Pasaban los años y jamás había fallado un vaticinio. Varias veces las familias aparecían enojadas aludiendo a que Cartago “el médium” Sáenz las había estafado. “Me dijiste que iba a ser una Emilia y me nació un Carlos”, “armé toda la pieza para un nene y me salió una nena”, “le compré mil vestiditos de princesa y tiene pito”, “viejo mulero, cagador mentiroso”, “chanta”, “sos un atorrante te voy a cagar a trompadas”, eran algunas de las típicas quejas que se escuchaban, las cuales “el médium” recibía con calma y tranquilidad. Finalizada la queja de la familia, él hablaba… “estimados… mis adivinanzas jamás fallan, lo que ha fallado es vuestra memoria, que sumida en alegría y mareo del momento, seguramente los llevó a confundirse, si quieren podemos acudir a mi libro sagrado y ahí veremos quién está equivocado”.

Entonces nuevamente tomaba el sagrado tomo de la verdad absoluta, indagaba sobre la fecha y buscaba cual guía telefónica el día y apellido de la familia en queja.

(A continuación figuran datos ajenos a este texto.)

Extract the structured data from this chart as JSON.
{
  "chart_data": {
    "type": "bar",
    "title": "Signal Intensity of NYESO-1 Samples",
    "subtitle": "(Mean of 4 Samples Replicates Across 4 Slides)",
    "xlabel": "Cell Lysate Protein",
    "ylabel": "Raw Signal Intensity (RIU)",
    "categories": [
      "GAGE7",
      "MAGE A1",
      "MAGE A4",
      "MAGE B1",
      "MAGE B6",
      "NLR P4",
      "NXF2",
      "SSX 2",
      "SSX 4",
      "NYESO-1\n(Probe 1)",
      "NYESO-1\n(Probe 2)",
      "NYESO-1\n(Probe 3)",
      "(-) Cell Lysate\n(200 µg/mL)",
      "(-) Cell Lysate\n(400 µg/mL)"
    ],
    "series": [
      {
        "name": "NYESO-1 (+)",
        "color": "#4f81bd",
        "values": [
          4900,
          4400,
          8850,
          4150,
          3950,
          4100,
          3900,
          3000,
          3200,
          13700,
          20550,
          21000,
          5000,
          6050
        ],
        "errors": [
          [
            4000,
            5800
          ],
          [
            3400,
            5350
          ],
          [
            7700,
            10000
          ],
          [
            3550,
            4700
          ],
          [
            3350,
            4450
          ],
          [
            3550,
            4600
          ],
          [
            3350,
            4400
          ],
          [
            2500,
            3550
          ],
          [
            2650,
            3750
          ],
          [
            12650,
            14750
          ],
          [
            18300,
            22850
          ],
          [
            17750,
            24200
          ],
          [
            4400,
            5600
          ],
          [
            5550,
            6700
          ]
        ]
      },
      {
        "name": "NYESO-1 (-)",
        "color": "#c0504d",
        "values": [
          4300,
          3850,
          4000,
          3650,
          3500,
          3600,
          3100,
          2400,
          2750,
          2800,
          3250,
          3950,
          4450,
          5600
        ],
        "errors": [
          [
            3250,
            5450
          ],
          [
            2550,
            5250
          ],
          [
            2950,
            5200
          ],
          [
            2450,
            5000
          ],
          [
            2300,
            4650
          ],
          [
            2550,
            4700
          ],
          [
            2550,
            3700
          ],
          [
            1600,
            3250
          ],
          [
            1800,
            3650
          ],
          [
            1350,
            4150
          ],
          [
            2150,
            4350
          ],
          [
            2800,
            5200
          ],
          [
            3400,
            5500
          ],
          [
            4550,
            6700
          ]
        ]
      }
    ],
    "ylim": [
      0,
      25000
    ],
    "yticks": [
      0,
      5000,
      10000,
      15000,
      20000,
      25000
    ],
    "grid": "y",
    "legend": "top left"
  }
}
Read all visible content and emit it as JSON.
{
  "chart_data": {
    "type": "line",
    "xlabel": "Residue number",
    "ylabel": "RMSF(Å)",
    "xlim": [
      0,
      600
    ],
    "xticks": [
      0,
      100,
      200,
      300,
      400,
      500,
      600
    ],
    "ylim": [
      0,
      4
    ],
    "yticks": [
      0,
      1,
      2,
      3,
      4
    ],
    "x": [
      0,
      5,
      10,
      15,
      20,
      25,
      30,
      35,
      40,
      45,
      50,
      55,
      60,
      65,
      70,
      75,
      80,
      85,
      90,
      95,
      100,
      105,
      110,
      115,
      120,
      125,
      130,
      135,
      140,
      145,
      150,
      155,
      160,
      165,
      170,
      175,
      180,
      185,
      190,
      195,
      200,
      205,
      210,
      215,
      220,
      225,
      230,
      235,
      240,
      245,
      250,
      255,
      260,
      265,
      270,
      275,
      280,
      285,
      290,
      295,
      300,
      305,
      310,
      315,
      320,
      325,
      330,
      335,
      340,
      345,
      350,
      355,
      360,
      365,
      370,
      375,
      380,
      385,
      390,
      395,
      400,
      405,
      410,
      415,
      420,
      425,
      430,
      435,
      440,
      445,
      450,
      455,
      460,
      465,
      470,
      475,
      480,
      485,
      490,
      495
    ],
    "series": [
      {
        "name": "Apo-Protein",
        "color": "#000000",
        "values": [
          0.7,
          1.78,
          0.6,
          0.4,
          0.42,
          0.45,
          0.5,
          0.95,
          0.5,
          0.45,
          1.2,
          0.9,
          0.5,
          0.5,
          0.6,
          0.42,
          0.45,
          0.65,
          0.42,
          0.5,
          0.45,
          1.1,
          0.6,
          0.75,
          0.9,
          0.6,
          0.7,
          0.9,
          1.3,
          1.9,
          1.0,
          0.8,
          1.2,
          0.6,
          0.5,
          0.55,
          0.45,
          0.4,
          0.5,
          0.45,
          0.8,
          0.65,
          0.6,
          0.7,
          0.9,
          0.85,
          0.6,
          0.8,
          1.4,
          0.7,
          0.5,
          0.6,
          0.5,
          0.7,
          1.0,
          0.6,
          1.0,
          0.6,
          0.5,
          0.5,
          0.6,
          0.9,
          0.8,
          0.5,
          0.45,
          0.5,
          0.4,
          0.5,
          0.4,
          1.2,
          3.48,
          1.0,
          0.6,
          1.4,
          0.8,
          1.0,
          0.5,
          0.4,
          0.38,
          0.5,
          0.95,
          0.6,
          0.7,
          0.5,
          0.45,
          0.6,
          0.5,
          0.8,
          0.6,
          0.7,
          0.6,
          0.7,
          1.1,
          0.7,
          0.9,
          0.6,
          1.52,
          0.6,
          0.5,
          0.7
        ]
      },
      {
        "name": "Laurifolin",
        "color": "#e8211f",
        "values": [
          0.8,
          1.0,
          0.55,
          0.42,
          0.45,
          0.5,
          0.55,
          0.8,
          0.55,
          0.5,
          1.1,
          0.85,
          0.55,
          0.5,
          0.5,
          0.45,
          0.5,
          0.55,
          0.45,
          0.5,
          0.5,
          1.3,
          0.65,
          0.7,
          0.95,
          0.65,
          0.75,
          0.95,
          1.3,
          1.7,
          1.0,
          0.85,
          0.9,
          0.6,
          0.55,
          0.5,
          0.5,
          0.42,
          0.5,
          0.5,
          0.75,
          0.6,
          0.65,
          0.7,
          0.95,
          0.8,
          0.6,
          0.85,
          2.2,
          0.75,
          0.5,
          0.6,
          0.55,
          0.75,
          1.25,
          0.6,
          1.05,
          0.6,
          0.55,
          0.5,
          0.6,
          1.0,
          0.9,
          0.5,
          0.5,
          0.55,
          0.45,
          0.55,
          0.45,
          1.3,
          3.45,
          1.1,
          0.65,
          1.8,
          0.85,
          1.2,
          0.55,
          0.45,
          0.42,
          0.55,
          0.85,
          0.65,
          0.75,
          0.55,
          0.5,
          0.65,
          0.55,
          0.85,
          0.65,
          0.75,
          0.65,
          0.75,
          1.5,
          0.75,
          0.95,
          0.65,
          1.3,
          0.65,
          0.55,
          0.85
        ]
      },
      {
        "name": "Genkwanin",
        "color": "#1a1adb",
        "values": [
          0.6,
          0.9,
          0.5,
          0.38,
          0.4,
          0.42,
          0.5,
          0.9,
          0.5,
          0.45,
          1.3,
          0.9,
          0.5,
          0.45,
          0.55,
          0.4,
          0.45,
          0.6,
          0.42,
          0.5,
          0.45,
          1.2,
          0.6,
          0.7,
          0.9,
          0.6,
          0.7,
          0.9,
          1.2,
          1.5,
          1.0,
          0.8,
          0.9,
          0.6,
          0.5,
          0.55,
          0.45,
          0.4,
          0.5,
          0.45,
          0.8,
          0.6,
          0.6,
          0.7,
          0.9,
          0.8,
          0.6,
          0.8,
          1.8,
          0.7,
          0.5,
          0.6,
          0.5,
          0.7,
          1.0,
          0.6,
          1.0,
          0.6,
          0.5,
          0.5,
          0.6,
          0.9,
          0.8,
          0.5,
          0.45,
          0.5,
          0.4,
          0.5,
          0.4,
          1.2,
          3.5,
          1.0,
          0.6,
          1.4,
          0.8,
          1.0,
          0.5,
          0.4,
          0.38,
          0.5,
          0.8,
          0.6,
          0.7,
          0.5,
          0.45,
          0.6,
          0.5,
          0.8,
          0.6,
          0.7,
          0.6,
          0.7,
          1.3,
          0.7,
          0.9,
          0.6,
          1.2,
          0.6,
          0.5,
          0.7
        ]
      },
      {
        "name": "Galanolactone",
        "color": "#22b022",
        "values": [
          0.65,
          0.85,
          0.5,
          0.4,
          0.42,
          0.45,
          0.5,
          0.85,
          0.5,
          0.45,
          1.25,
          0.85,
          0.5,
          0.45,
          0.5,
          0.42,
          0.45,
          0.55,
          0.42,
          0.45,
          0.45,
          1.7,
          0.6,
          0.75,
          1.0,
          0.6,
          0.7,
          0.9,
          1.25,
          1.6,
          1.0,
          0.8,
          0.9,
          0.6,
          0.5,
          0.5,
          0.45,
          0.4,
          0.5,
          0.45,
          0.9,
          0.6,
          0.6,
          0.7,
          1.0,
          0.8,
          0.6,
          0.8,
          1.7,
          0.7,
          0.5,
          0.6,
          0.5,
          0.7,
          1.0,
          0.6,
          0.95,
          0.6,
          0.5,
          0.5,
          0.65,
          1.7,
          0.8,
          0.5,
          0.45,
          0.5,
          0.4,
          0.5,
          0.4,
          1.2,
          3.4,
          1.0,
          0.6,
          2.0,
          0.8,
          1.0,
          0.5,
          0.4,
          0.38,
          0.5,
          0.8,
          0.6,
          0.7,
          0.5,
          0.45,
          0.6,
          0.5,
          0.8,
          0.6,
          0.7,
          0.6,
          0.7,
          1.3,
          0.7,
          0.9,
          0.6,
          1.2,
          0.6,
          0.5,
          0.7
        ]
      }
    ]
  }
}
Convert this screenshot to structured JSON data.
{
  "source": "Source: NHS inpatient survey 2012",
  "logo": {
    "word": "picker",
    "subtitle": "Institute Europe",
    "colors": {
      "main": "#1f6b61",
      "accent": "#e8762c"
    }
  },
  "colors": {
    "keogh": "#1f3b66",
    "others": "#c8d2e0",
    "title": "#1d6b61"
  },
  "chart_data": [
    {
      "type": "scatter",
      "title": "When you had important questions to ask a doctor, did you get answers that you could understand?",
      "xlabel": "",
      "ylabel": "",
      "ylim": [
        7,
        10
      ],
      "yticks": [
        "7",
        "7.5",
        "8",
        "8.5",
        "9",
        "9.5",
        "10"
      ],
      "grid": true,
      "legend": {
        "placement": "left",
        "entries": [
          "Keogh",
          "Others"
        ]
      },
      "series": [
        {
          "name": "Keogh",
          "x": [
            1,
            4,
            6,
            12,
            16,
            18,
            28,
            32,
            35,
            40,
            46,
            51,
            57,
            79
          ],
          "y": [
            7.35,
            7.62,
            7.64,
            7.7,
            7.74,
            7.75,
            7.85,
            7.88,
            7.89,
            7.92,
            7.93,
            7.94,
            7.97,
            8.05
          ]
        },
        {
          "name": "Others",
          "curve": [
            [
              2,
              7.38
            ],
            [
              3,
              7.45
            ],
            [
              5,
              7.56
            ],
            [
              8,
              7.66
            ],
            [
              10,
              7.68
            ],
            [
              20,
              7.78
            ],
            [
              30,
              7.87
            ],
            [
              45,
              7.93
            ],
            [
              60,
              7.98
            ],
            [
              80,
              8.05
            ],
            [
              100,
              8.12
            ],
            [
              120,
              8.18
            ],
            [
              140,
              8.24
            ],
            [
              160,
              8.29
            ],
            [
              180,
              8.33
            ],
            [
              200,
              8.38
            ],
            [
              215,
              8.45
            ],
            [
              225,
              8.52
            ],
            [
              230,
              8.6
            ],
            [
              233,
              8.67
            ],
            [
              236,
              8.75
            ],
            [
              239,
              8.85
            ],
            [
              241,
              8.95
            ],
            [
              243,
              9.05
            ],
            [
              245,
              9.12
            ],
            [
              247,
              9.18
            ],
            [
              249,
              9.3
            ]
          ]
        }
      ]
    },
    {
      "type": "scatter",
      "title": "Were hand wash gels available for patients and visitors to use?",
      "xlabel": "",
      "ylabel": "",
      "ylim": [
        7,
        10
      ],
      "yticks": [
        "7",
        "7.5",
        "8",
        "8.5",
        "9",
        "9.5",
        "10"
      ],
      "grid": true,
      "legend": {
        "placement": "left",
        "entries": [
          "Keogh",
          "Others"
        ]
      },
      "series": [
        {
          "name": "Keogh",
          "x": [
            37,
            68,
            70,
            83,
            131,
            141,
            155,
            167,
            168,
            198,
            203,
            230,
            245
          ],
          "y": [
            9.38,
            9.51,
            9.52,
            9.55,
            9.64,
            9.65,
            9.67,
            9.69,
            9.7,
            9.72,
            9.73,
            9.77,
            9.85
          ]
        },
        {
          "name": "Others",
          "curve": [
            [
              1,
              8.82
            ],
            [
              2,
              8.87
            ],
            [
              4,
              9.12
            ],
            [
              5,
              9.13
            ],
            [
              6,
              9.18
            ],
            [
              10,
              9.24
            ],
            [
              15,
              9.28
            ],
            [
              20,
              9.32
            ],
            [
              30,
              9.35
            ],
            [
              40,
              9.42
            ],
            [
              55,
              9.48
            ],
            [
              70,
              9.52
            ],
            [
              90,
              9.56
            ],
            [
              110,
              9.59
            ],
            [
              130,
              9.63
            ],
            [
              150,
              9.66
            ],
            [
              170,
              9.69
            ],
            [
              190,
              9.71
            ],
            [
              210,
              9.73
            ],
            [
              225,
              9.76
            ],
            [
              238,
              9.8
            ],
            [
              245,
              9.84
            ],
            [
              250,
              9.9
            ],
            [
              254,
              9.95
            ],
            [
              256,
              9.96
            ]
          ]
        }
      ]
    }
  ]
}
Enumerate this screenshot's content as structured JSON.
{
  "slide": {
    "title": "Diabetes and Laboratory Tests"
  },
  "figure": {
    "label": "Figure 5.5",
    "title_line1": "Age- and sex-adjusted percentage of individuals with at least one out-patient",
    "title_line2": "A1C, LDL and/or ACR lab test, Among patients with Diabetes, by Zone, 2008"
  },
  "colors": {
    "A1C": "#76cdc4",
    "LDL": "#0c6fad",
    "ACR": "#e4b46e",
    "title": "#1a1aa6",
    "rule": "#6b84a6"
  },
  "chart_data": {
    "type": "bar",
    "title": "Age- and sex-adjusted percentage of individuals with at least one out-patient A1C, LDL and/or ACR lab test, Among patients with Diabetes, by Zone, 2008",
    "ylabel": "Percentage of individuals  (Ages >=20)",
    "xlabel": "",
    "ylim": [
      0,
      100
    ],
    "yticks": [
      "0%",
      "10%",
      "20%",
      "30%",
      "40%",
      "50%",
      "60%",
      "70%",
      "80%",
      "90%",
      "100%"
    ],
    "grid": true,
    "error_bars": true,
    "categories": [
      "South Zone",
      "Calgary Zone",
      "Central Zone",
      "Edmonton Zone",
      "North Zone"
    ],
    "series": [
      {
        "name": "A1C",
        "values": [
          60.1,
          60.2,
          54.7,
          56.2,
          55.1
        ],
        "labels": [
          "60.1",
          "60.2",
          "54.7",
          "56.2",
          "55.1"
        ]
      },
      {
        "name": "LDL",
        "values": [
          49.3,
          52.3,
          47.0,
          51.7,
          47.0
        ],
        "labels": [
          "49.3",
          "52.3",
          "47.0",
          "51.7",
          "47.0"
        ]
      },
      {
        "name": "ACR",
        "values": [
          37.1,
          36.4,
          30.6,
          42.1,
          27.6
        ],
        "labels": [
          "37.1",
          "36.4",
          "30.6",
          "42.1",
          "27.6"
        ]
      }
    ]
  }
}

Ante los ojos furiosos de los papas del esperado Marcos, ahora Analía, se podía ver un libro sin siquiera una tachadura, raspón, corrección, o error. Don Sumerio Heinsenn encontraba la fecha y señalaba con la seguridad de un juez que, correctamente, él había acertado y había puesto “NIÑA” en la hoja. Los padres no lo podían creer, tocaban la escritura en busca de borrones, pero nada… Sumerio había puesto “NIÑA” y ellos habían creído que iba a ser nene. Pedían disculpas y él los dejaba ir, entre discusiones familiares y confusión.

En realidad Alberto Ezequiel Castillo era un chanta por excelencia, dueño de un secreto único y magistralmente diseñado. El muchacho jamás escribía en el librito lo mismo que predecía. Si le decía a la familia que el bebé sería “niño”, escribía en el libraco “niña” y si decía que sería “niña”, escribía “niño”. Es lógico… ¿quiénes volverían a quejarse? Las probabilidades eran de un 50 y 50, a quienes le acertaba con el sexo, lógicamente no volvían y en quienes había fallado, se llevaban la sorpresa de que el libro, fuente irreprochable de prueba, decía lo contrario a lo que ellos creían haber escuchado… estaba escrito el sexo real.

El manochanta de Nueva California murió a los 93 años, por un exceso de óxido de titanio en el cuerpo, químico nocivo que se encuentra en los jugos en polvo, pero sin siquiera un rasguño ni golpiza de todo lo que podría haber recibido por su manganeta fantástica.